Since we route everything through OpenRouter, trying a new model is as simple as changing the model identifier:

import dspy

# Define candidate models to benchmark
models = {
    "gemini-2.5-flash":  "openrouter/google/gemini-2.5-flash",
    "gemini-3":          "openrouter/google/gemini-3",
    "grok-4.1-fast":     "openrouter/x-ai/grok-4.1-fast",
    "kimi-k2.5":         "openrouter/moonshotai/kimi-k2.5",
}

results = {}

for name, model_id in models.items():
    student_lm = dspy.LM(model_id)

    optimizer = dspy.MIPROv2(
        metric=spam_metric,
        auto="medium",
        prompt_model=teacher_lm,
        task_model=student_lm,
    )

    optimized = optimizer.compile(SpamClassifier(), trainset=trainset)

    evaluator = dspy.Evaluate(devset=testset, metric=spam_metric, num_threads=4)
    score = evaluator(optimized)
    results[name] = score

    # Save the optimized program for later use
    optimized.save(f"spam_classifier_optimized_{name}.json")
    print(f"{name}: {score:.4f}")

Each model gets its own optimized instructions and demonstrations, tailored to its particular behavior. A prompt that works brilliantly for Gemini may be suboptimal for Grok, and MIPROv2 accounts for that automatically.

This also makes it easy to re-evaluate whenever a new model drops: add one entry to the models dict, run the loop, and compare scores on the same metric and test set.

Conclusion

Programmatic optimization provides a systematic way to improve model performance by discovering patterns that are difficult to spot manually, such as the @icloud.com relay rule identified in this experiment.

The effectiveness of this approach relies heavily on a well-defined metric.
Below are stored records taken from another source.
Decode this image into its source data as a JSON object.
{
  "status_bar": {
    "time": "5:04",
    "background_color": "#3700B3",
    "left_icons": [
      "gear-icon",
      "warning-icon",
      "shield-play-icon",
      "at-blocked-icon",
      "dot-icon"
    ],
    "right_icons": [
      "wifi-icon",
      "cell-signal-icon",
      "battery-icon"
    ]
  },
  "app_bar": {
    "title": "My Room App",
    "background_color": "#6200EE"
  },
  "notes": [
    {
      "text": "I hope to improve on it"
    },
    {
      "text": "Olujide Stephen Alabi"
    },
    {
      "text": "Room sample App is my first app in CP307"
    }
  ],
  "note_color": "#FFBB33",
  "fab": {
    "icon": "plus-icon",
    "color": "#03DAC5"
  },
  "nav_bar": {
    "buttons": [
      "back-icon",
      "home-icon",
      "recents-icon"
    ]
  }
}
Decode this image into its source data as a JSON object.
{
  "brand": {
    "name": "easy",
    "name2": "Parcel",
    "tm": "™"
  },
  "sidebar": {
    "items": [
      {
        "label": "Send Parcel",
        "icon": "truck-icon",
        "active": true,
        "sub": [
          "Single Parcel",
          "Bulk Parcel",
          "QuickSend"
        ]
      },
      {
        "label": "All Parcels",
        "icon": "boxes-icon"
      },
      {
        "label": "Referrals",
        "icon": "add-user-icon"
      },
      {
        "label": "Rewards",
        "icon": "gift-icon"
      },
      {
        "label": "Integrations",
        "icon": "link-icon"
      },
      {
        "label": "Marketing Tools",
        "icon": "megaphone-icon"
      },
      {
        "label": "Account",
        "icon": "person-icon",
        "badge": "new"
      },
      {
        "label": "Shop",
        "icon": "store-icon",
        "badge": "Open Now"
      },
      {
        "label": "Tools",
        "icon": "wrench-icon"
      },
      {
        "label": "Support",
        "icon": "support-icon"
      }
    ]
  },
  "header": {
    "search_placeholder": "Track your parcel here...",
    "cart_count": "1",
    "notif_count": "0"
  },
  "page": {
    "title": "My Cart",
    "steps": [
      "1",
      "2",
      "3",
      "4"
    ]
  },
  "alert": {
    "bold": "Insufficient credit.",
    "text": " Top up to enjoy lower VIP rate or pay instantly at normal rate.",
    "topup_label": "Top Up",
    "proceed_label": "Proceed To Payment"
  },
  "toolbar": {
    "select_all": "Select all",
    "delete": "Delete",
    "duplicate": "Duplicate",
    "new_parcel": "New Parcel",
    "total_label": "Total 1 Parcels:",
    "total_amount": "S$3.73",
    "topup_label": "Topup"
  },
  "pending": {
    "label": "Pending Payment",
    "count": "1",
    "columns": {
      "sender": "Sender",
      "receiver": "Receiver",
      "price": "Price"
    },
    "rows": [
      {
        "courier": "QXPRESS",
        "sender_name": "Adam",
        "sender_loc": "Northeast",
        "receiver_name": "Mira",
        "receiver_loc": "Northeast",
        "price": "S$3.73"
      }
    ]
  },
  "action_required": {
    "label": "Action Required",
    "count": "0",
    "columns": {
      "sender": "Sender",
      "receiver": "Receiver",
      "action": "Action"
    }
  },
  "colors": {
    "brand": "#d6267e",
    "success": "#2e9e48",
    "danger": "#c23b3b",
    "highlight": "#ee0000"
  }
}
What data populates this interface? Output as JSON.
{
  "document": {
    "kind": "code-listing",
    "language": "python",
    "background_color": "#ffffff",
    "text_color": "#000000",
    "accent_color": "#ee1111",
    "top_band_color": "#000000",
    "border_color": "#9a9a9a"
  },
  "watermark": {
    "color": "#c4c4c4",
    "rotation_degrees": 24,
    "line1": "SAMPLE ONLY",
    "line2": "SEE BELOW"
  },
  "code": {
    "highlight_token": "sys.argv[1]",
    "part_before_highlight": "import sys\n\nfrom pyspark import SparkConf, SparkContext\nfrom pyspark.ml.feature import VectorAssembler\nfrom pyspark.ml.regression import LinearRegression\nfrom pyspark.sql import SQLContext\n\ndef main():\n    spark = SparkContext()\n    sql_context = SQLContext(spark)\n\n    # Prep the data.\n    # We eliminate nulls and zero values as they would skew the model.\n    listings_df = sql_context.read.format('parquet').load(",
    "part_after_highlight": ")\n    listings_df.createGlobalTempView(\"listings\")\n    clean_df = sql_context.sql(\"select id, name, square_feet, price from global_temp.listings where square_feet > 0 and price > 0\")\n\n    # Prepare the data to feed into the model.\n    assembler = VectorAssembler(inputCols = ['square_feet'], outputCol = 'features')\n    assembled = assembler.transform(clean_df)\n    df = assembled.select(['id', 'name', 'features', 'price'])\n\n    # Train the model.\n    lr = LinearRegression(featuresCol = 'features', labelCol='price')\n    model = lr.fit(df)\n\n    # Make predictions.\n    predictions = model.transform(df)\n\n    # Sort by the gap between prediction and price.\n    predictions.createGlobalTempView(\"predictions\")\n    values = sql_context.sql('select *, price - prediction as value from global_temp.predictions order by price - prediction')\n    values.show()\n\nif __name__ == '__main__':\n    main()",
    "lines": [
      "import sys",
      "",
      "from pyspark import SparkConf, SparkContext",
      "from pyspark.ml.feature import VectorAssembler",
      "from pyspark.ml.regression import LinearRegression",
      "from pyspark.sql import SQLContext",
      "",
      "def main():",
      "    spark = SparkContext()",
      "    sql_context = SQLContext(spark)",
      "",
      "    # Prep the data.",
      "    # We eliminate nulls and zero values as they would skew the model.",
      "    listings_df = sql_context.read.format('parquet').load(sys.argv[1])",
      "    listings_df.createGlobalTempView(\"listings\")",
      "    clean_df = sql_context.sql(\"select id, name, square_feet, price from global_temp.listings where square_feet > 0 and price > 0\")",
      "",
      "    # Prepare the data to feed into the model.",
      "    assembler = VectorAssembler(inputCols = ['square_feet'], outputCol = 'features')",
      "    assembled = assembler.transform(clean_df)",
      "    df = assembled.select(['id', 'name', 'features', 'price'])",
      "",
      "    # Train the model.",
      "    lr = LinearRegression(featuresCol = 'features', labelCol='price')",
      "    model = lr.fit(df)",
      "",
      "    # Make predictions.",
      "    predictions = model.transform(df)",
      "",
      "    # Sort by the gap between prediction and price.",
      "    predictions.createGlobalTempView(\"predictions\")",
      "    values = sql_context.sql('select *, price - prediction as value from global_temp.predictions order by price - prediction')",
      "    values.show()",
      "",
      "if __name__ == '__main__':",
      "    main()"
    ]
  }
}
By explicitly encoding the cost asymmetry between false positives and false negatives, the optimizer was forced to adopt a conservative classification strategy. This behavior emerged from the mathematical definition of success rather than from qualitative instructions.

Ultimately, this workflow decouples the problem definition from the implementation details. We define the signature, dataset, and metric, while the optimizer handles the prompt construction. This abstraction allows for reproducible optimizations and easier migration between different models as they become available.